Von den Stadtgärten und Wiesen zieht ein matter Duft in die Strasse herein – –.
Wie Land-Melancholie, wie ein letzter Gruss vom Sommerfrieden – – –!
»Wo ist mein Bett, meine Decke, mein Polster, mein Plümeau – – –?!« sagt das Fräulein und wendet sich nach dem Stubenmädchen um.
»Ich werde heute zeitlich schlafen gehen, ich bin müde – – –.«
Sie hat feucht schimmernde Augen – – –.
Allmählich verstummt der Donner der Geschütze und das Regiment »Milchblau« zieht ab.
Der Abend senkt den Frieden über das Schlachtfeld. Der siegreiche Feldherr nimmt das rothseidene Kopftuch ab und die Lagerfeuer der Lampen und Kerzen erglänzen durch die stille Nacht – – –.
Das Fräulein träumte: »Adieu Sommer – – –!«
Die Zuckerfabrik
Ein ungeheurer Hof. An den Mauerpforten sassen die ärarischen Zuckerbeamten und rauchten ärarischen Tabak aus kurzen Pfeifen.
Es roch nach Oel-Schmiere und verwesendem Rüben-Brei.

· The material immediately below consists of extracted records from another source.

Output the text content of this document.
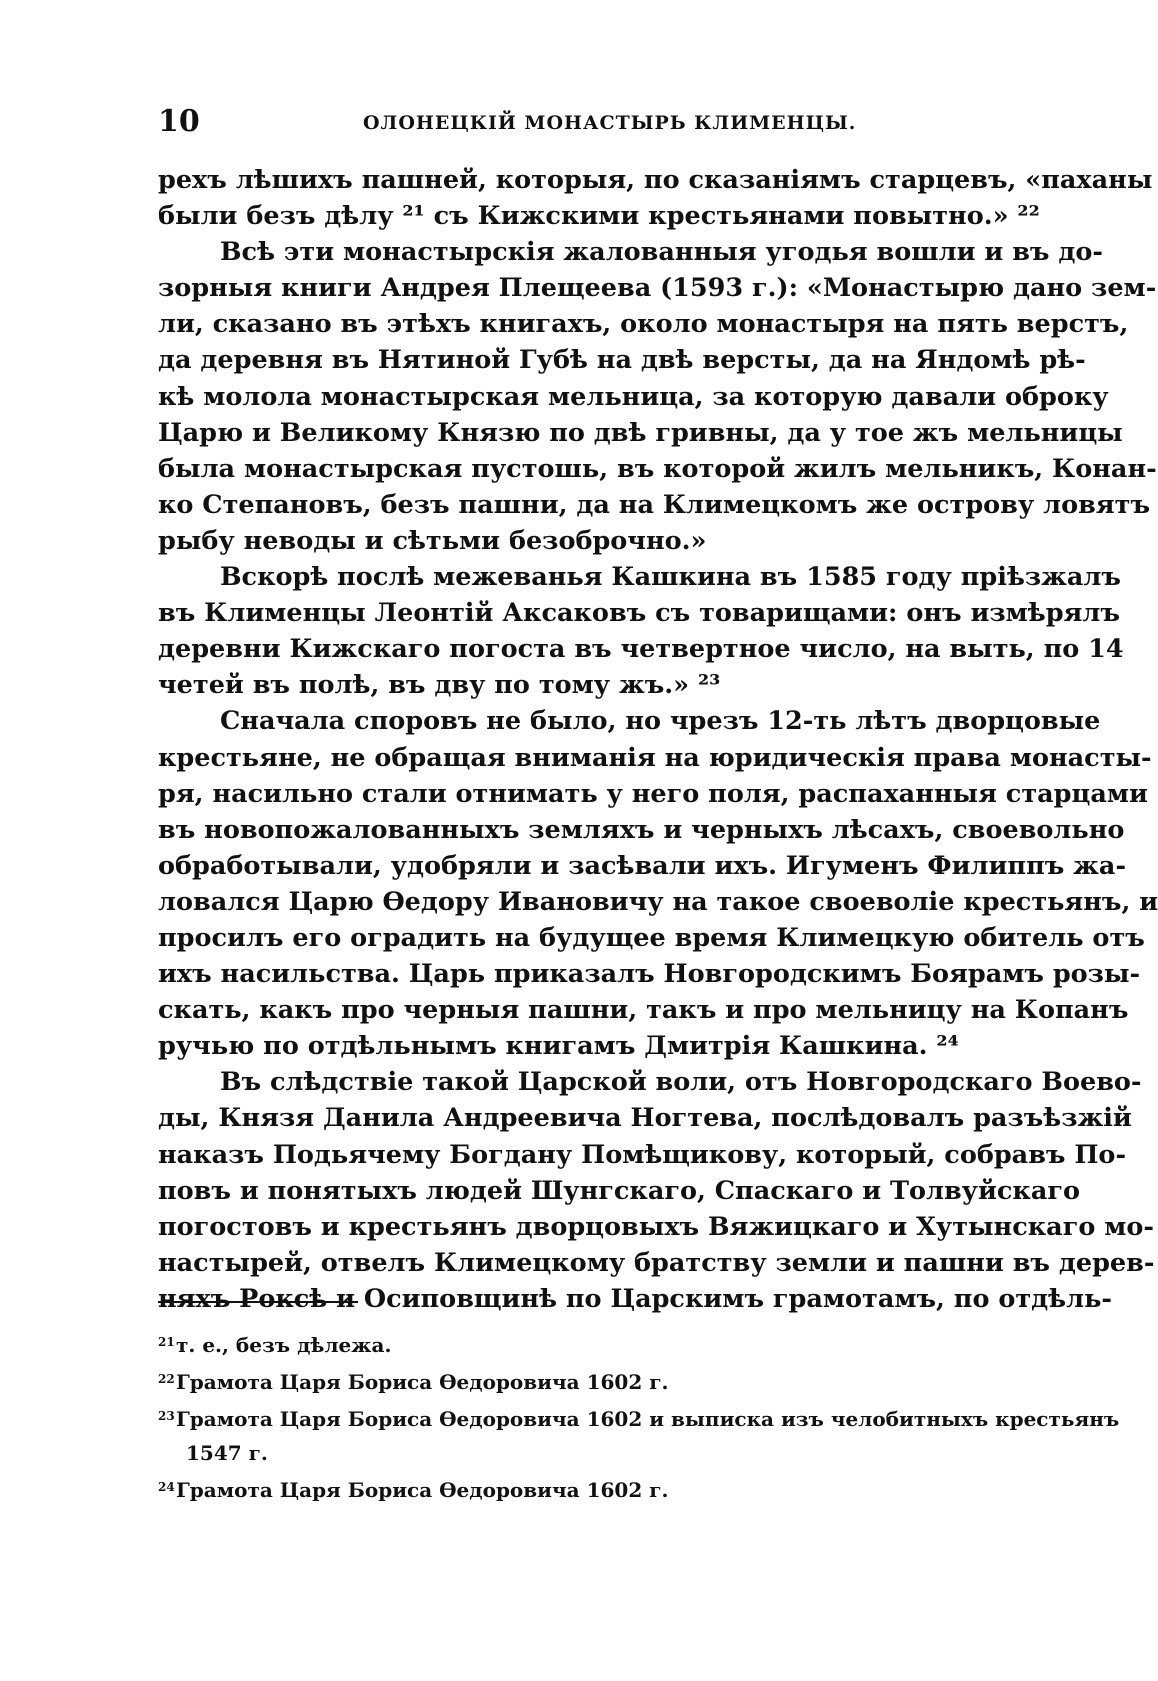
10	ОЛОНЕЦКІЙ МОНАСТЫРЬ КЛИМЕНЦЫ.
рехъ лѣшихъ пашней, которыя, по сказаніямъ старцевъ, «паханы
были безъ дѣлу ²¹ съ Кижскими крестьянами повытно.» ²²
Всѣ эти монастырскія жалованныя угодья вошли и въ до-
зорныя книги Андрея Плещеева (1593 г.): «Монастырю дано зем-
ли, сказано въ этѣхъ книгахъ, около монастыря на пять верстъ,
да деревня въ Нятиной Губѣ на двѣ версты, да на Яндомѣ рѣ-
кѣ молола монастырская мельница, за которую давали оброку
Царю и Великому Князю по двѣ гривны, да у тое жъ мельницы
была монастырская пустошь, въ которой жилъ мельникъ, Конан-
ко Степановъ, безъ пашни, да на Климецкомъ же острову ловятъ
рыбу неводы и сѣтьми безоброчно.»
Вскорѣ послѣ межеванья Кашкина въ 1585 году пріѣзжалъ
въ Клименцы Леонтій Аксаковъ съ товарищами: онъ измѣрялъ
деревни Кижскаго погоста въ четвертное число, на выть, по 14
четей въ полѣ, въ дву по тому жъ.» ²³
Сначала споровъ не было, но чрезъ 12-ть лѣтъ дворцовые
крестьяне, не обращая вниманія на юридическія права монасты-
ря, насильно стали отнимать у него поля, распаханныя старцами
въ новопожалованныхъ земляхъ и черныхъ лѣсахъ, своевольно
обработывали, удобряли и засѣвали ихъ. Игуменъ Филиппъ жа-
ловался Царю Ѳедору Ивановичу на такое своеволіе крестьянъ, и
просилъ его оградить на будущее время Климецкую обитель отъ
ихъ насильства. Царь приказалъ Новгородскимъ Боярамъ розы-
скать, какъ про черныя пашни, такъ и про мельницу на Копанъ
ручью по отдѣльнымъ книгамъ Дмитрія Кашкина. ²⁴
Въ слѣдствіе такой Царской воли, отъ Новгородскаго Воево-
ды, Князя Данила Андреевича Ногтева, послѣдовалъ разъѣзжій
наказъ Подьячему Богдану Помѣщикову, который, собравъ По-
повъ и понятыхъ людей Шунгскаго, Спаскаго и Толвуйскаго
погостовъ и крестьянъ дворцовыхъ Вяжицкаго и Хутынскаго мо-
настырей, отвелъ Климецкому братству земли и пашни въ дерев-
няхъ Роксѣ и Осиповщинѣ по Царскимъ грамотамъ, по отдѣль-
21т. е., безъ дѣлежа.
22Грамота Царя Бориса Ѳедоровича 1602 г.
23Грамота Царя Бориса Ѳедоровича 1602 и выписка изъ челобитныхъ крестьянъ
1547 г.
24Грамота Царя Бориса Ѳедоровича 1602 г.
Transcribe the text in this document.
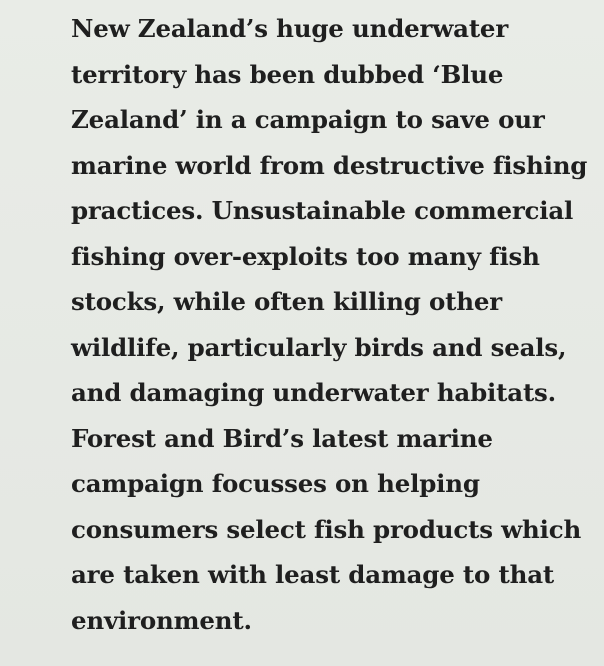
New Zealand’s huge underwater
territory has been dubbed ‘Blue
Zealand’ in a campaign to save our
marine world from destructive fishing
practices. Unsustainable commercial
fishing over-exploits too many fish
stocks, while often killing other
wildlife, particularly birds and seals,
and damaging underwater habitats.
Forest and Bird’s latest marine
campaign focusses on helping
consumers select fish products which
are taken with least damage to that
environment.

Hie und da kam ein Duft von nasser Wäsche, von Suppe, von weissen Akazien.
Draussen lag die Ebene und sonnte sich.
Hellblaue wunderbare Flachsfelder, hellgrüne modefarbige Kukuruzfelder, braungrüne Kartoffelfelder.
Ueberhaupt Felder, Felder, Felder – – –.
Lange Reihen von weissen Akazienbäumen zu beiden Seiten breiter Feldstrassen.
Frische Winde strichen über die ungeheure Ebene und in der Ferne lag ein Wäldchen von Tannenbäumen – – –.
Irgendwo sang ein Vogel: »trrrr – – trrrr – – trrrr – –«
Das Fräulein »Schwarzkirscherl« ging langsam zwischen den Akazien auf der breiten Feldstrasse.
Sie verstand Alles.
Die Natur, die weite blühende Ebene sprachen zu ihr und sie verstand Alles – – –.
Nachmittags sass sie träge im Gärtchen, vor dem kleinen weissen Beamtenhause. Es war ein Gemüsegärtchen. Lauter ganz kleine Felder mit Suppenkräutern.